Thanks all. I’m marking this as solved by @Dan because IterTools.groupby is essentially the “right-sized” solution I was looking for.

That said, I ended up going for a dictionary based approach, first constructing a dictionary that maps the tuple (name, term) to the corresponding records. This made the most sense in the context of my larger program because I was already maintaining a list of student names and terms, so it is easy to make this dictionary on O(n) time as (pardon my Python)

grouped_records = {(name, term): [] for name, term in itertools.product(names, terms)}

for record in records:
    grouped_records[(record.name, record.term)].append(record)

Then you can do the “smaller” O(n^2) call on the grouped records:

for group, group_records in grouped_records.items():
     for record0, record1 in itertools.product(group_records, repeat=2):
        process_pair(record0, record1, group)

(Unfortunately, my real problem wasn’t amendable to Dan’s coefficient trick—for each matching pair we have to instantiate an object and append it to a list.)

Although all the allocations here mean that this code is not all that optimized, my main goal was to reduce the order of complexity, and this accomplishes that while allowing for easy cache validation checks such as

for group, group_records in grouped_records.items():
    # Only proceed if the cache is still valid
    if not all(
       map(
           lambda record: (record.name, record.term) == group,
           group_records
       )
    ): 
        raise AssertionError("cache invalid")
        # or we could just throw a warning then `continue` to still allow
        # other groups to be processed

    # Do the processing
    for record0, record1 in itertools.product(group_records, repeat=2):
        process_pair(record0, record1, group)

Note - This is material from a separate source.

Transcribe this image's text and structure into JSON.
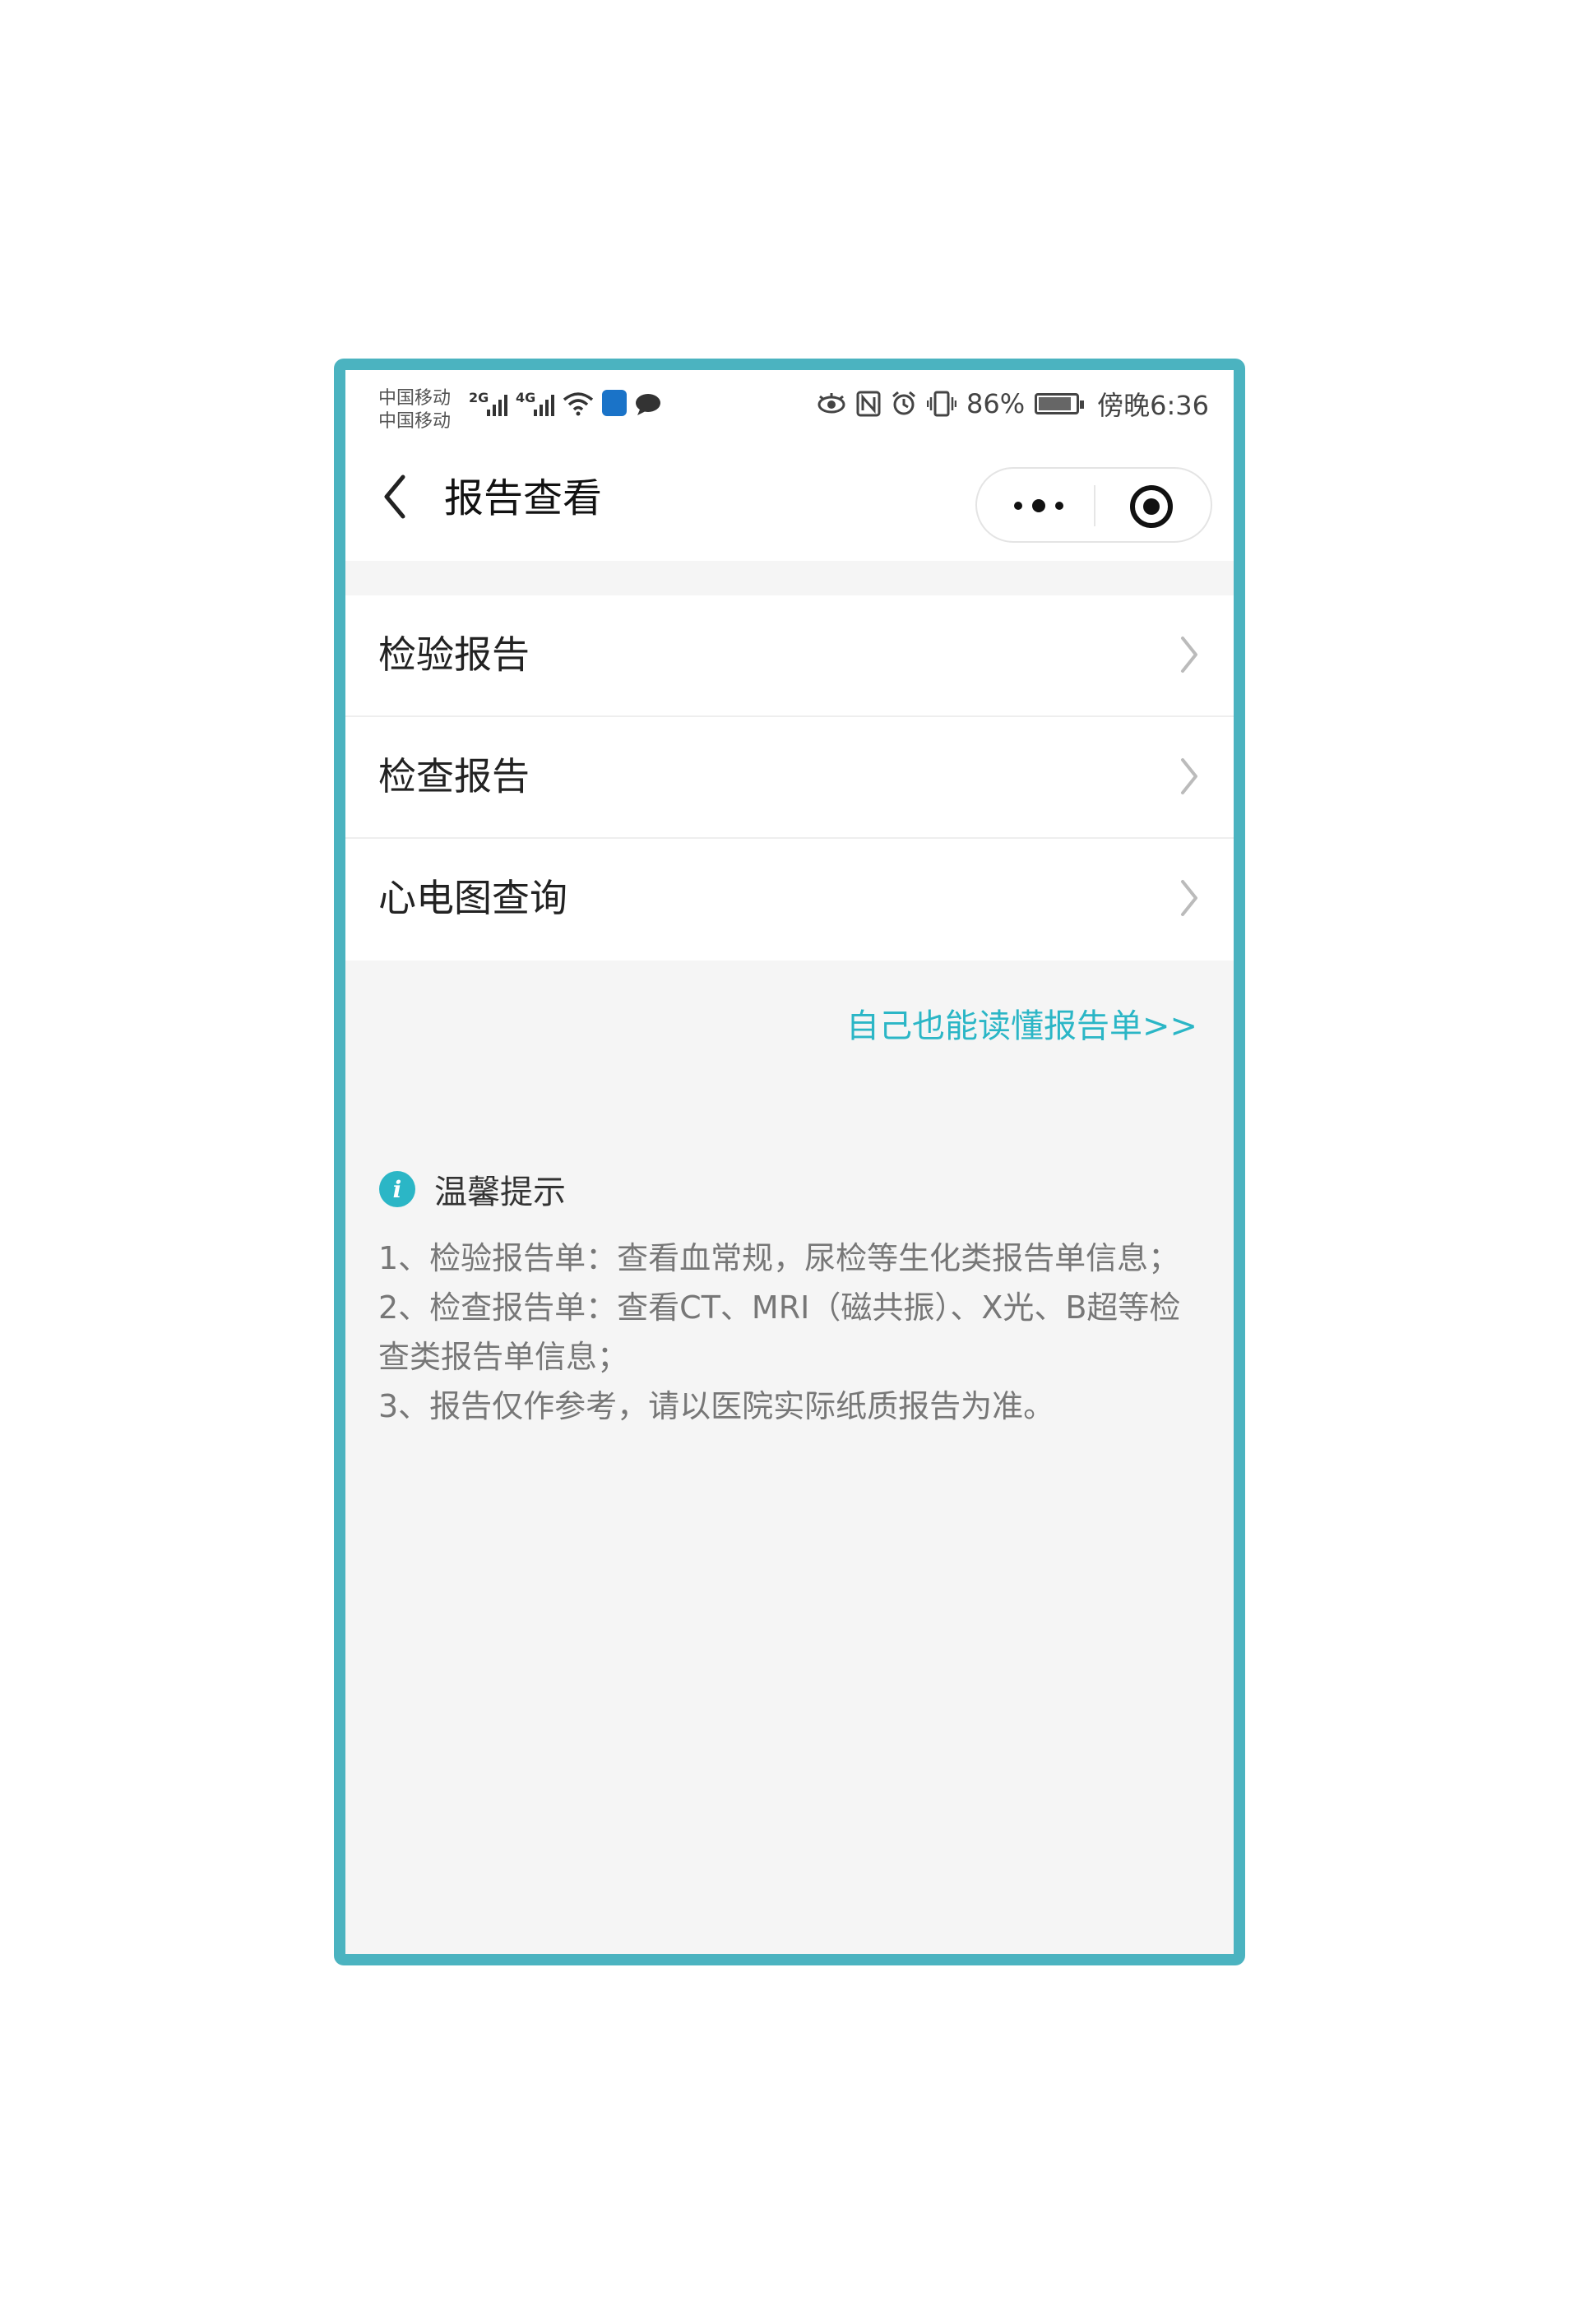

which are important in the dynamic environment. (I guess you could do this with the groupby approach, too, by checking that records is sorted correctly.)

1 Like

Did you try: GitHub - sl-solution/InMemoryDatasets.jl: Multithreaded package for working with tabular data in Julia ?

Yes, but does that run in Python? :wink:

I am being cheeky, but the purpose of my question was to learn about general algorithmic concepts rather than specific Julia packages (hence posting in Off-Topic—although it looks like a mod has now relocated it to General Usage).